Aleatoric Music
Mid-20th-century concert music in which chance or performer choice is built into the composition — different from a free-jazz solo.
What it sounds like
Aleatoric music uses controlled randomness inside otherwise written scores. Composers indicate notes but leave the order to the performer, hand out graphic notation that has to be interpreted, or specify ranges and let the player choose within them. Pierre Boulez's 'limited aleatory' uses choices framed by tightly composed material; Witold Lutoslawski writes 'ad libitum' passages where each player loops independently and the cloud of repetitions becomes the music. It is distinct from John Cage's chance procedures (where the composer uses dice or the I Ching at the composition stage) — aleatory typically locates the indeterminacy at the performance stage.
How it came about
The approach took shape in the 1950s and 60s as a reaction against the strict serialism that had dominated postwar European composition. Cage's 'Music of Changes' (1951) and 'Music for Piano' (1952-1956) are the chance precursors; Stockhausen's 'Klavierstuck XI' (1956) and Boulez's Third Piano Sonata (1957, ongoing) opened the European 'open form' line. Lutoslawski adopted aleatory after hearing Cage's 'Second Piano Concerto' on the radio in 1960 and used it for the rest of his career.
What to listen for
Compare two recordings of the same piece. In a strictly notated score they should be very similar; in aleatoric work whole passages can be reordered or sound completely different in density. Lutoslawski's 'Jeux venitiens' (1961) is particularly clear: when the score says ad libitum, the texture suddenly becomes a swarm of independent lines.

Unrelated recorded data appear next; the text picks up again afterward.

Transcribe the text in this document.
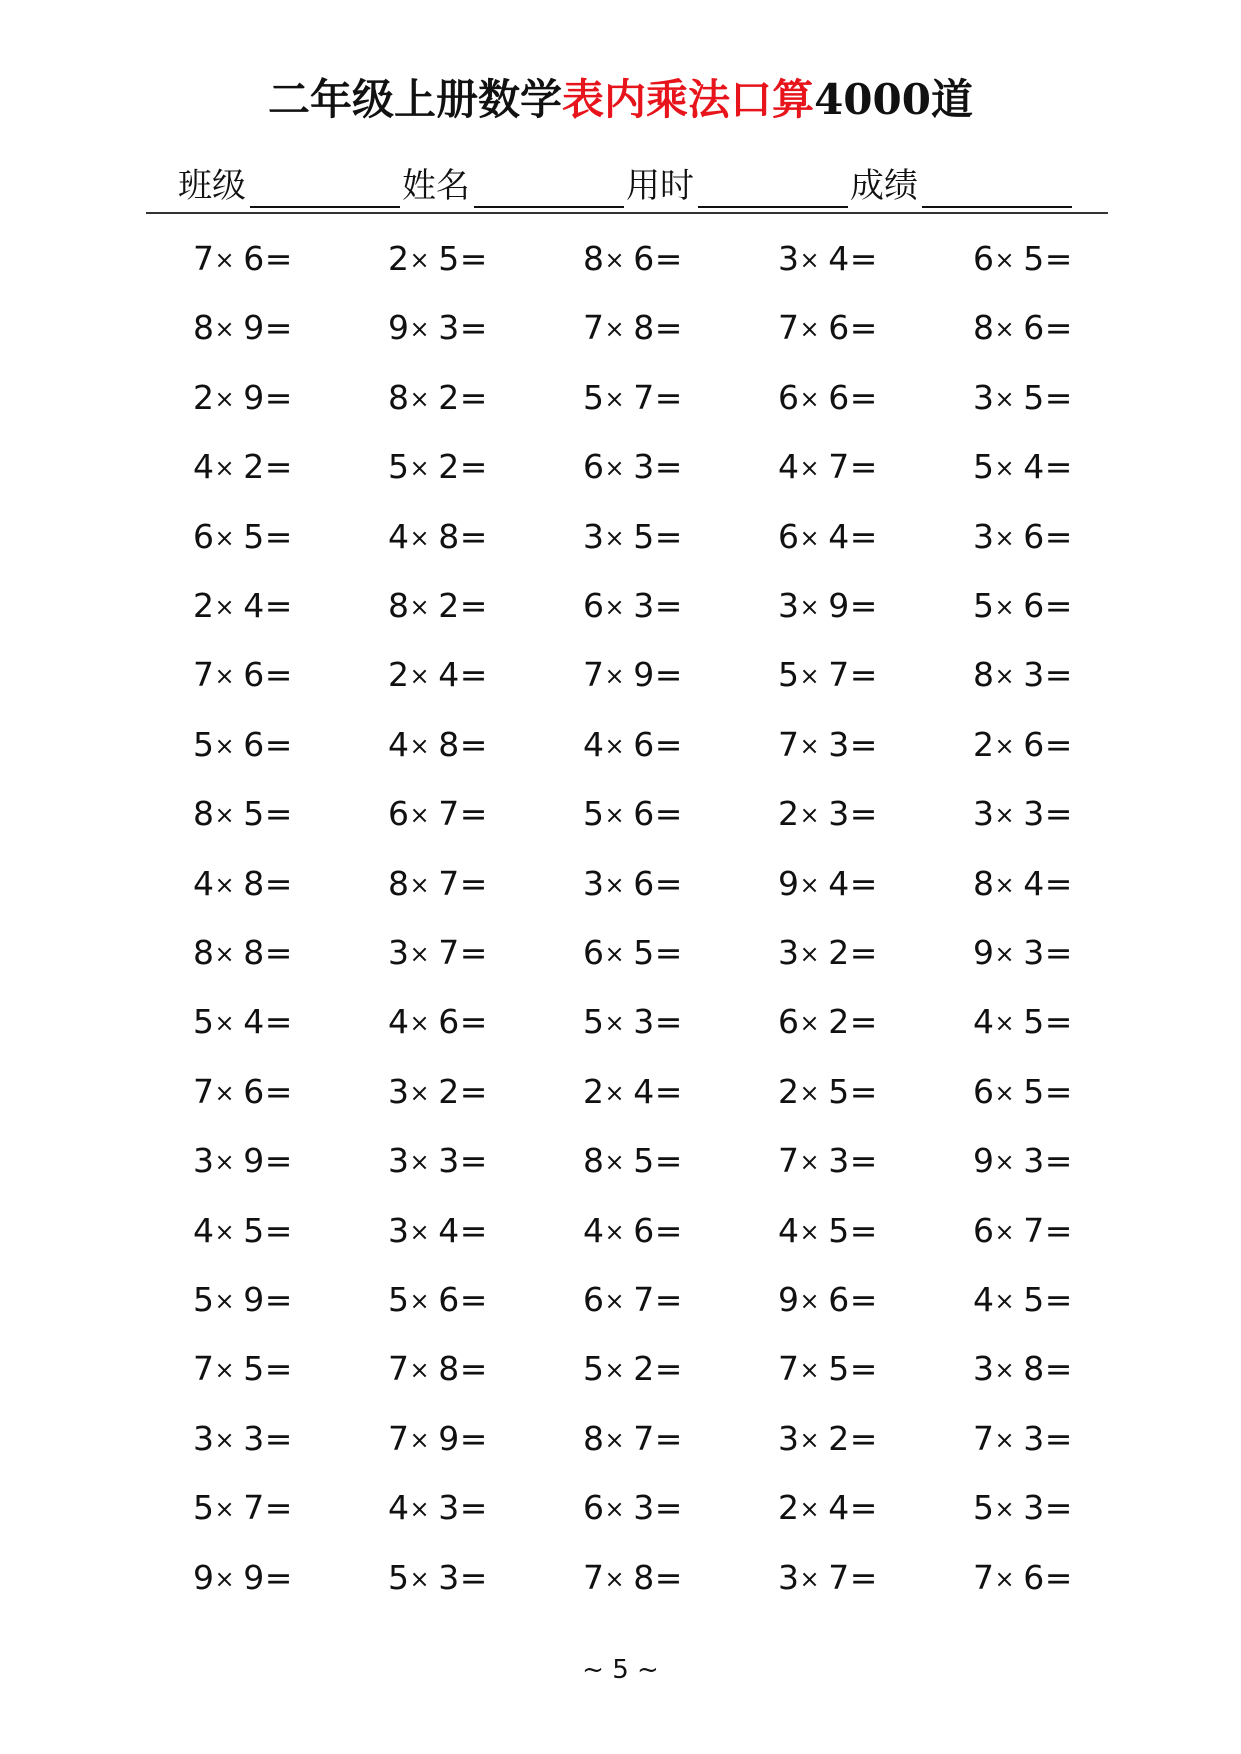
二年级上册数学表内乘法口算4000道
班级	姓名	用时	成绩
7× 6=	2× 5=	8× 6=	3× 4=	6× 5=
8× 9=	9× 3=	7× 8=	7× 6=	8× 6=
2× 9=	8× 2=	5× 7=	6× 6=	3× 5=
4× 2=	5× 2=	6× 3=	4× 7=	5× 4=
6× 5=	4× 8=	3× 5=	6× 4=	3× 6=
2× 4=	8× 2=	6× 3=	3× 9=	5× 6=
7× 6=	2× 4=	7× 9=	5× 7=	8× 3=
5× 6=	4× 8=	4× 6=	7× 3=	2× 6=
8× 5=	6× 7=	5× 6=	2× 3=	3× 3=
4× 8=	8× 7=	3× 6=	9× 4=	8× 4=
8× 8=	3× 7=	6× 5=	3× 2=	9× 3=
5× 4=	4× 6=	5× 3=	6× 2=	4× 5=
7× 6=	3× 2=	2× 4=	2× 5=	6× 5=
3× 9=	3× 3=	8× 5=	7× 3=	9× 3=
4× 5=	3× 4=	4× 6=	4× 5=	6× 7=
5× 9=	5× 6=	6× 7=	9× 6=	4× 5=
7× 5=	7× 8=	5× 2=	7× 5=	3× 8=
3× 3=	7× 9=	8× 7=	3× 2=	7× 3=
5× 7=	4× 3=	6× 3=	2× 4=	5× 3=
9× 9=	5× 3=	7× 8=	3× 7=	7× 6=
~ 5 ~
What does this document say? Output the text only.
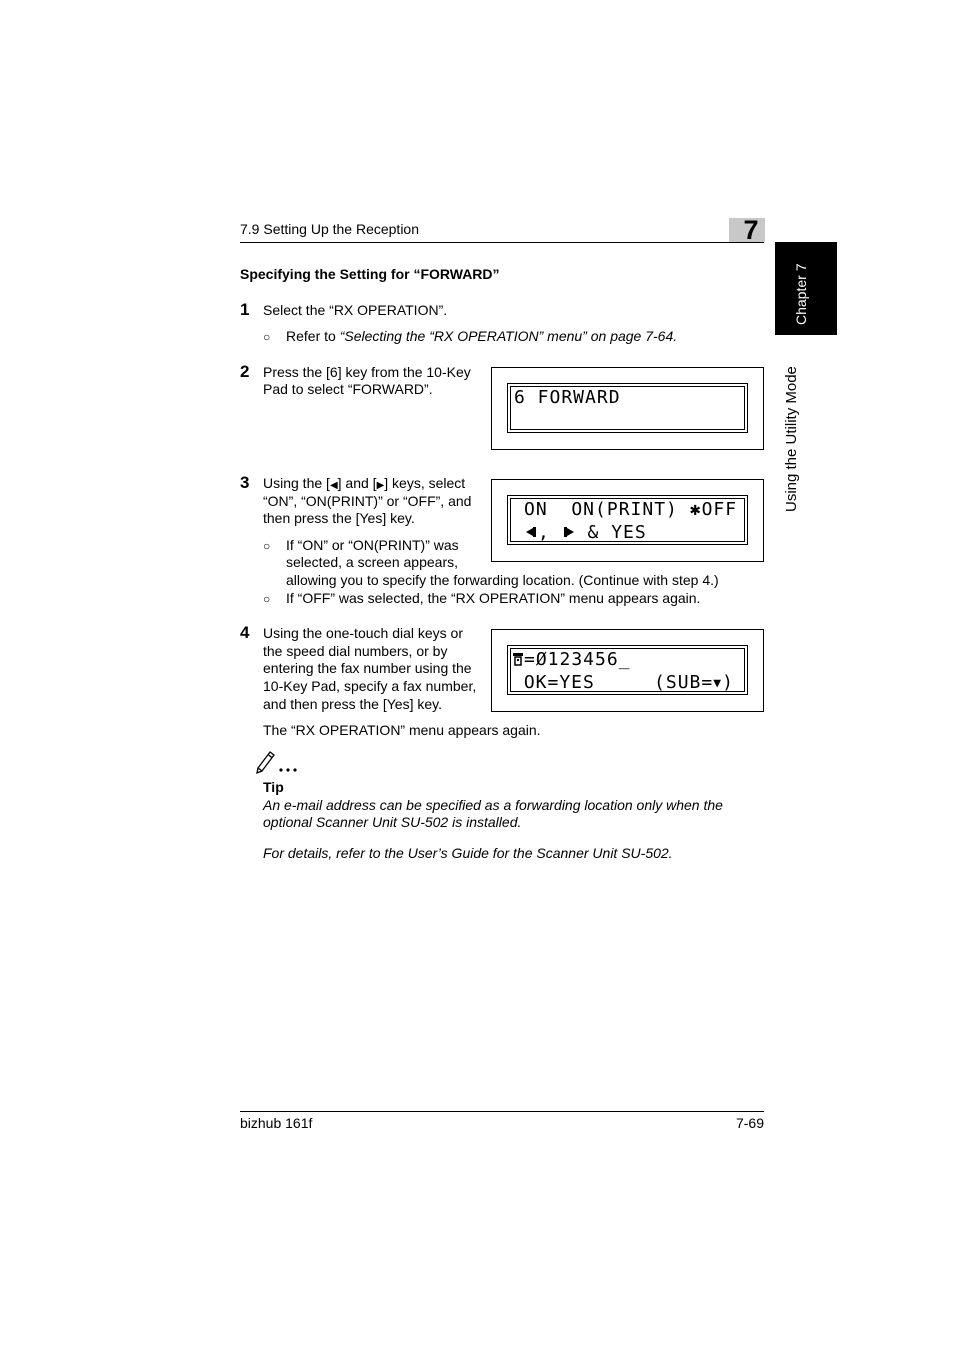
7.9 Setting Up the Reception	7
Chapter 7
Using the Utility Mode
Specifying the Setting for “FORWARD”
1 Select the “RX OPERATION”.
○ Refer to “Selecting the “RX OPERATION” menu” on page 7-64.
2 Press the [6] key from the 10-Key
Pad to select “FORWARD”.	6 FORWARD
3 Using the [◀] and [▶] keys, select
“ON”, “ON(PRINT)” or “OFF”, and
then press the [Yes] key.
○ If “ON” or “ON(PRINT)” was
selected, a screen appears,
allowing you to specify the forwarding location. (Continue with step 4.)
○ If “OFF” was selected, the “RX OPERATION” menu appears again.
ON  ON(PRINT) ✱OFF
,  & YES
4 Using the one-touch dial keys or
the speed dial numbers, or by
entering the fax number using the
10-Key Pad, specify a fax number,
and then press the [Yes] key.
The “RX OPERATION” menu appears again.
=Ø123456_
OK=YES     (SUB=▼)
Tip
An e-mail address can be specified as a forwarding location only when the
optional Scanner Unit SU-502 is installed.
For details, refer to the User’s Guide for the Scanner Unit SU-502.
bizhub 161f	7-69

If you only hear one thing
Stockhausen, 'Klavierstuck XI' (1956) for open form. Boulez, 'Piano Sonata No. 3' (1957) for controlled aleatory. Lutoslawski, 'Jeux venitiens' (1961) for orchestral aleatory.
Trivia
The term 'aleatoric' was coined by Werner Meyer-Eppler at the Bonn acoustics institute around 1955 and picked up by Boulez. The word's Latin root 'alea' is the same one Caesar used in 'alea iacta est' — the die is cast.